January 10, 2009

Obama’s Morning Joe.

Filed under: Uncategorized — Jim @ 5:22 pm

We’ve heard much about the role that Joe Biden will play in The One’s administration. Again, PRS Operatives have managed to plant listening devices in the Office of the President-elect.

Here’s what we heard this morning:

B_O: Good morning, Joe. Thanks for stopping by, and thanks for bringing the coffee..

Biden: Hey, Barack. I’m here, just like you asked. How are you today?

B_O: I’m fine, Joe, but it’s “Mr. President-elect,” not Barack. You might as well get used to it.


B_O: Was there something else?

Biden: Sure is, Bara – I mean, Mr. President-elect. I’m here for the regular meetings you said we would be having on, your know, important topics.

B_O: When did I say that?

Biden: During the campaign. Surely you remember.

B_O: I suppose so. So, what’s on your mind?

Biden: Well, I thought I could share my thoughts with you on the Middle East problem. I do have a great deal of experience and expertise in that area. Most important, I think is the current fighting between Hamas and —

B_O: Joe! What the hell is wrong with you?

Biden: Excuse me?

B_O: I specifically told you SKIM MILK with no sugar! This is REGULAR MILK, and it’s loaded with sugar. I ask you again; what the hell is wrong with you?

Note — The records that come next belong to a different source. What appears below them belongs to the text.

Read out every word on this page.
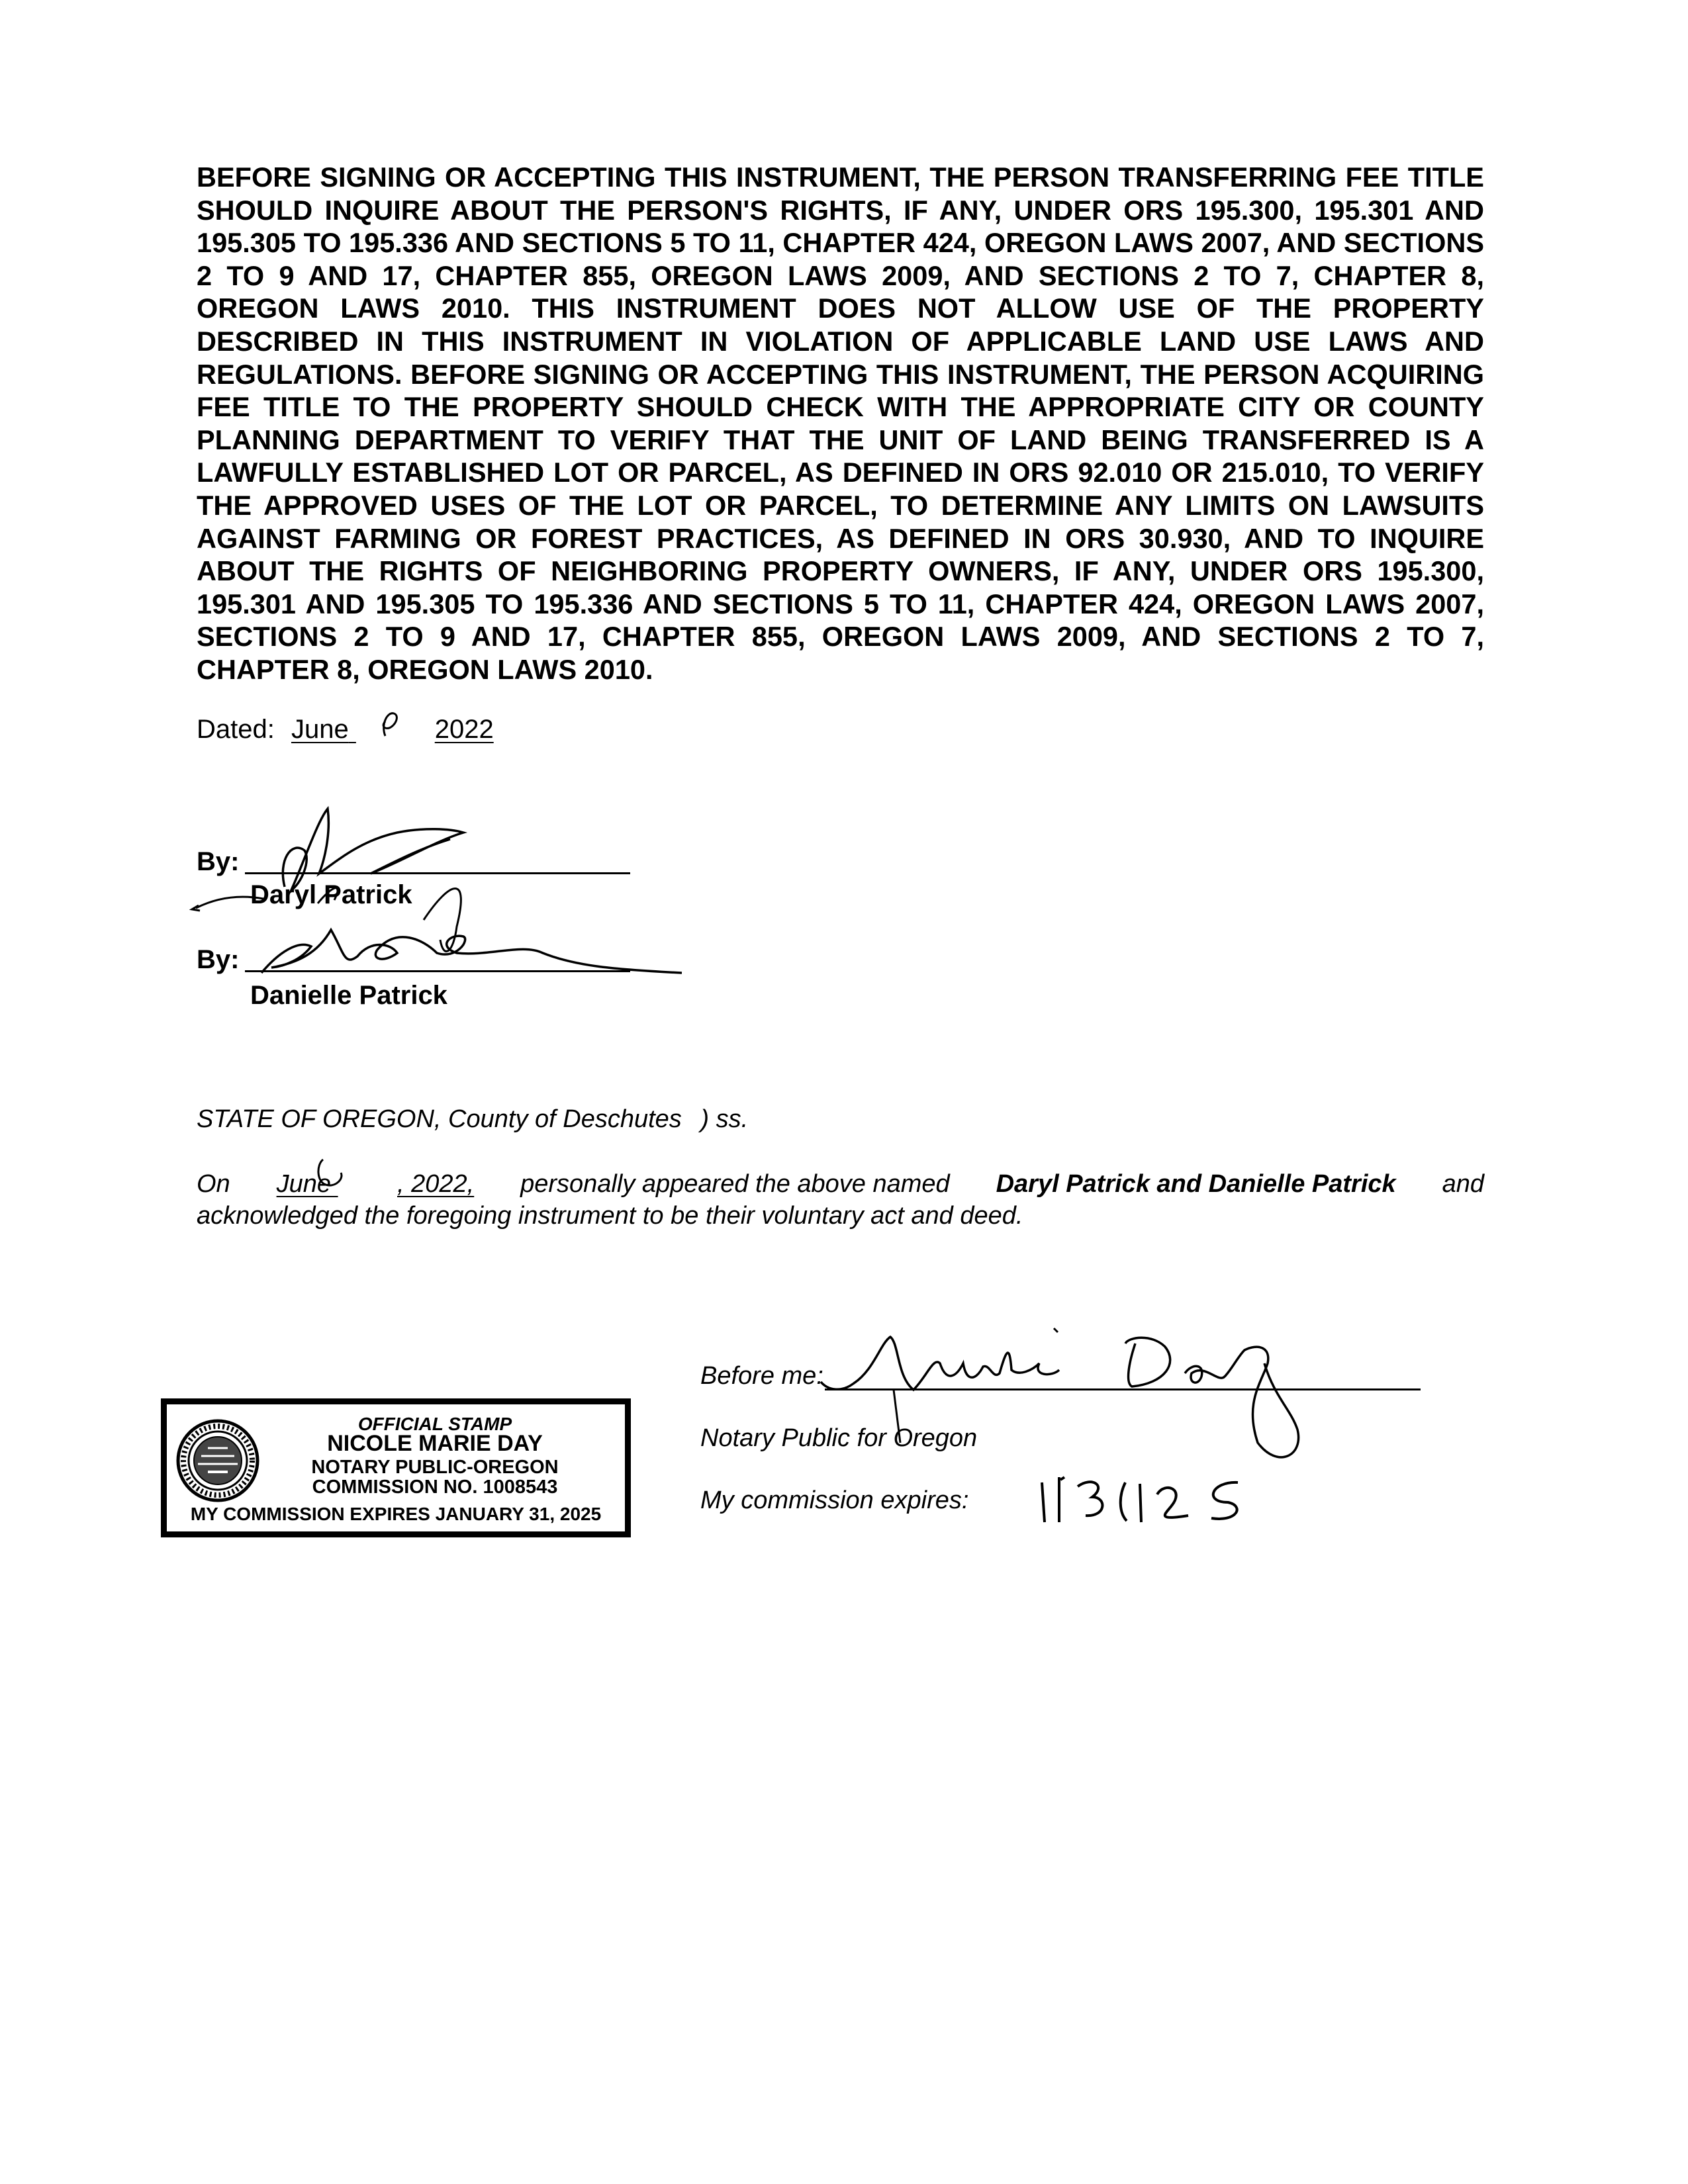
BEFORE SIGNING OR ACCEPTING THIS INSTRUMENT, THE PERSON TRANSFERRING FEE TITLE SHOULD INQUIRE ABOUT THE PERSON'S RIGHTS, IF ANY, UNDER ORS 195.300, 195.301 AND 195.305 TO 195.336 AND SECTIONS 5 TO 11, CHAPTER 424, OREGON LAWS 2007, AND SECTIONS 2 TO 9 AND 17, CHAPTER 855, OREGON LAWS 2009, AND SECTIONS 2 TO 7, CHAPTER 8, OREGON LAWS 2010. THIS INSTRUMENT DOES NOT ALLOW USE OF THE PROPERTY DESCRIBED IN THIS INSTRUMENT IN VIOLATION OF APPLICABLE LAND USE LAWS AND REGULATIONS. BEFORE SIGNING OR ACCEPTING THIS INSTRUMENT, THE PERSON ACQUIRING FEE TITLE TO THE PROPERTY SHOULD CHECK WITH THE APPROPRIATE CITY OR COUNTY PLANNING DEPARTMENT TO VERIFY THAT THE UNIT OF LAND BEING TRANSFERRED IS A LAWFULLY ESTABLISHED LOT OR PARCEL, AS DEFINED IN ORS 92.010 OR 215.010, TO VERIFY THE APPROVED USES OF THE LOT OR PARCEL, TO DETERMINE ANY LIMITS ON LAWSUITS AGAINST FARMING OR FOREST PRACTICES, AS DEFINED IN ORS 30.930, AND TO INQUIRE ABOUT THE RIGHTS OF NEIGHBORING PROPERTY OWNERS, IF ANY, UNDER ORS 195.300, 195.301 AND 195.305 TO 195.336 AND SECTIONS 5 TO 11, CHAPTER 424, OREGON LAWS 2007, SECTIONS 2 TO 9 AND 17, CHAPTER 855, OREGON LAWS 2009, AND SECTIONS 2 TO 7, CHAPTER 8, OREGON LAWS 2010.

Dated: June	2022
By:
Daryl Patrick
By:
Danielle Patrick
STATE OF OREGON, County of Deschutes ) ss.
On June	, 2022, personally appeared the above named Daryl Patrick and Danielle Patrick and
acknowledged the foregoing instrument to be their voluntary act and deed.
Before me:
Notary Public for Oregon
My commission expires:
OFFICIAL STAMP
NICOLE MARIE DAY
NOTARY PUBLIC-OREGON
COMMISSION NO. 1008543
MY COMMISSION EXPIRES JANUARY 31, 2025
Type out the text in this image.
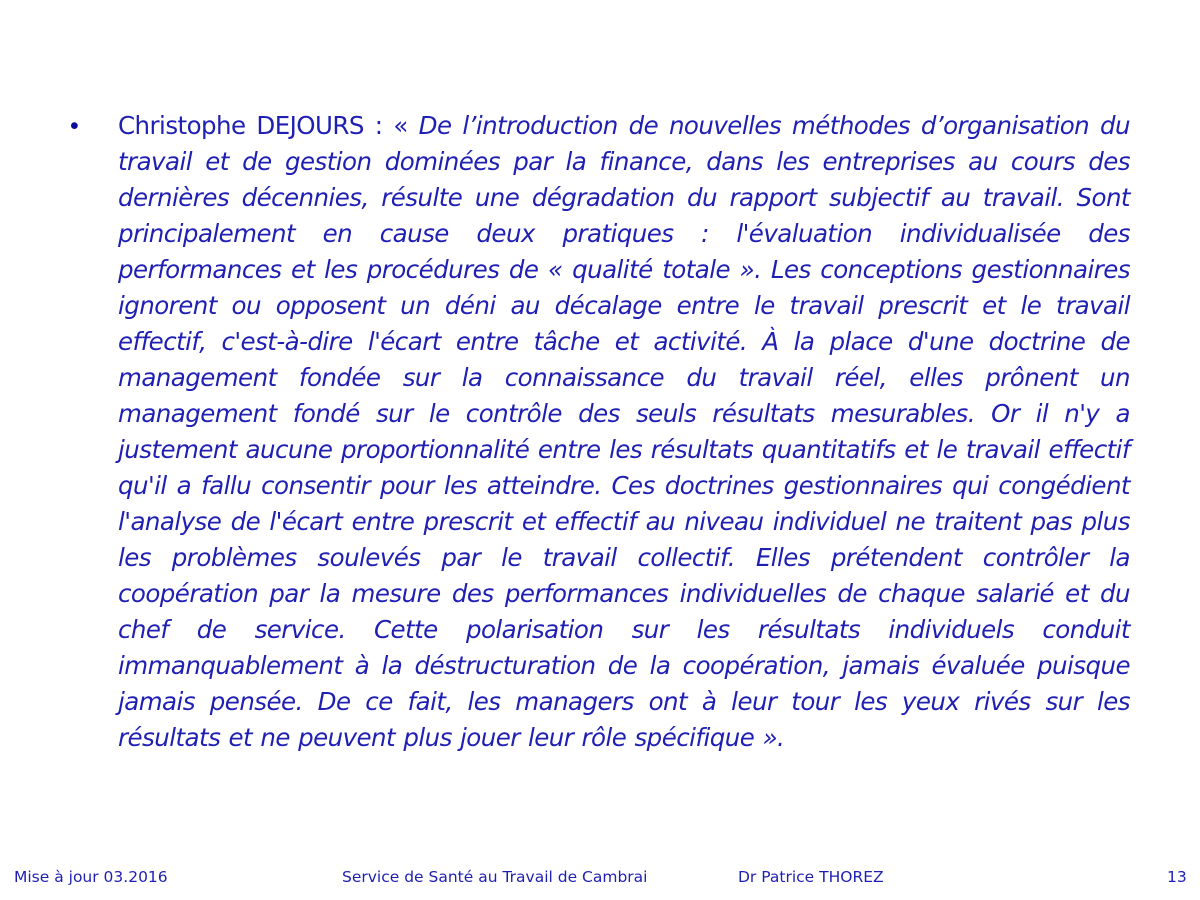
• Christophe DEJOURS : « De l’introduction de nouvelles méthodes d’organisation du travail et de gestion dominées par la finance, dans les entreprises au cours des dernières décennies, résulte une dégradation du rapport subjectif au travail. Sont principalement en cause deux pratiques : l'évaluation individualisée des performances et les procédures de « qualité totale ». Les conceptions gestionnaires ignorent ou opposent un déni au décalage entre le travail prescrit et le travail effectif, c'est-à-dire l'écart entre tâche et activité. À la place d'une doctrine de management fondée sur la connaissance du travail réel, elles prônent un management fondé sur le contrôle des seuls résultats mesurables. Or il n'y a justement aucune proportionnalité entre les résultats quantitatifs et le travail effectif qu'il a fallu consentir pour les atteindre. Ces doctrines gestionnaires qui congédient l'analyse de l'écart entre prescrit et effectif au niveau individuel ne traitent pas plus les problèmes soulevés par le travail collectif. Elles prétendent contrôler la coopération par la mesure des performances individuelles de chaque salarié et du chef de service. Cette polarisation sur les résultats individuels conduit immanquablement à la déstructuration de la coopération, jamais évaluée puisque jamais pensée. De ce fait, les managers ont à leur tour les yeux rivés sur les résultats et ne peuvent plus jouer leur rôle spécifique ».

Mise à jour 03.2016	Service de Santé au Travail de Cambrai	Dr Patrice THOREZ	13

Biden: Jeez, I’m sorry. I had no idea it was that big a deal. Anyway, back to the Middle East. I think our position with respect to Israel should be ––

B_O: Joe!

Biden: Yes?

B_O: Go and get the right goddamned coffee. Now!

Biden: But what about our meeting?

B_O: We just had it.

Biden: But you promised that we would meet every day, Mr. President-elect.

B_O: And we will. I have you slotted in between 8:00 and 8:02 a.m. Bring the coffee, and be sure to get it right.

Biden: So, that’s it?

B_O: Yeah, that’s it.


B_O: Well, there is one other thing…..

Biden: Great! What is it?

B_O: Next time, remember: SKIM MILK and NO GODDAMNED SUGAR!


  1. Heh. : )

    And yeah – we’re screwed… gah. B.O.’s level of ego and pretension are beyond… Well, beyond. And in D.C.?? That’s saying something…

    Comment by Richmond — January 10, 2009 @ 7:20 pm

  2. Jim, that is a totally believable exchange knowing the Obamonarch’s ego.

    Comment by Dan O — January 10, 2009 @ 8:10 pm

  3. As invisible and unimportant as Joe will be, Mr Biden is only a heartbeat away.

    Comment by Ernie Nilsen — January 10, 2009 @ 8:54 pm

  4. We should be so lucky.

    Comment by DMerriman — January 10, 2009 @ 11:17 pm

  5. BHO is a B hole.

    Comment by JihadGene — January 11, 2009 @ 11:58 am

  6. President-Elect Obama’s

    Secretary – Your Eminence, Vice President-Select Biden for his 8AM meeting

    Obama – Who?

    Secretary – Vice President-Select Biden

    Obama – Damn…that cracker took me serious?!?! Awww shiznit. OK send the cracker ass cracka in.

    Biden – Oh Barack…it is so good to see you again. i’m here for my morning briefing.

    Obama – Nigga…are you trippin? Your briefing will be just that…brief. First off…when you come to see me, you need to step proper. To you, I am “Your Eminence”

    Biden – “Your Eminence”?

    Obama – Are you some deaf ass motherfucker…YES, I am “Your Eminence”

    Biden – I am not sure of what you ask for. Do I have a defined role in this administration?

    Obama – I’m sorry did you say something, “Token”?

    Biden – I’m sorry, sir. I’m not sure I understand.

    Obama – Ok, you want a role? I gotta role for you.

    Biden – Really, your eminence?

    Obama – Yes, this is vital to national security. I want you to call my boy A-Nice and check to make sure if those 22 inch chrome rims with the spinners are in for the Presidential limo. Yeah, that’s right, Joe….The Presidential limo is being featured on “Pimp My Ride” and you are ensuring that the Piece De Resistance is here…yep, those poppin’ ass rims.

    Biden – Oh wow, your Eminence…like my kids say “that shit is killer”. Will I get a chance to ride in it?

    Obama – Hell, no!!! I can’t have your sucka ass crushing my groove!!

    Biden – But sir…..

    Obama – GET OUTTA HERE!!!

    Biden – Yes sir (looking all like Droopy Dog and shit)

    Obama – Oh wait…Joe.

    Biden – Yes sir!

    Obama – Don’t put any of that sweet and low crap in my coffee, it tastes like shit and I can tell when it’s in there. Please don’t fuck up the coffee order like you fucked up in your debate loss to that smokin’ hot MILF. Man, I wonder if I could make her my Secretary of Bootycalls?

    Biden – As your heart desires, Your Eminence.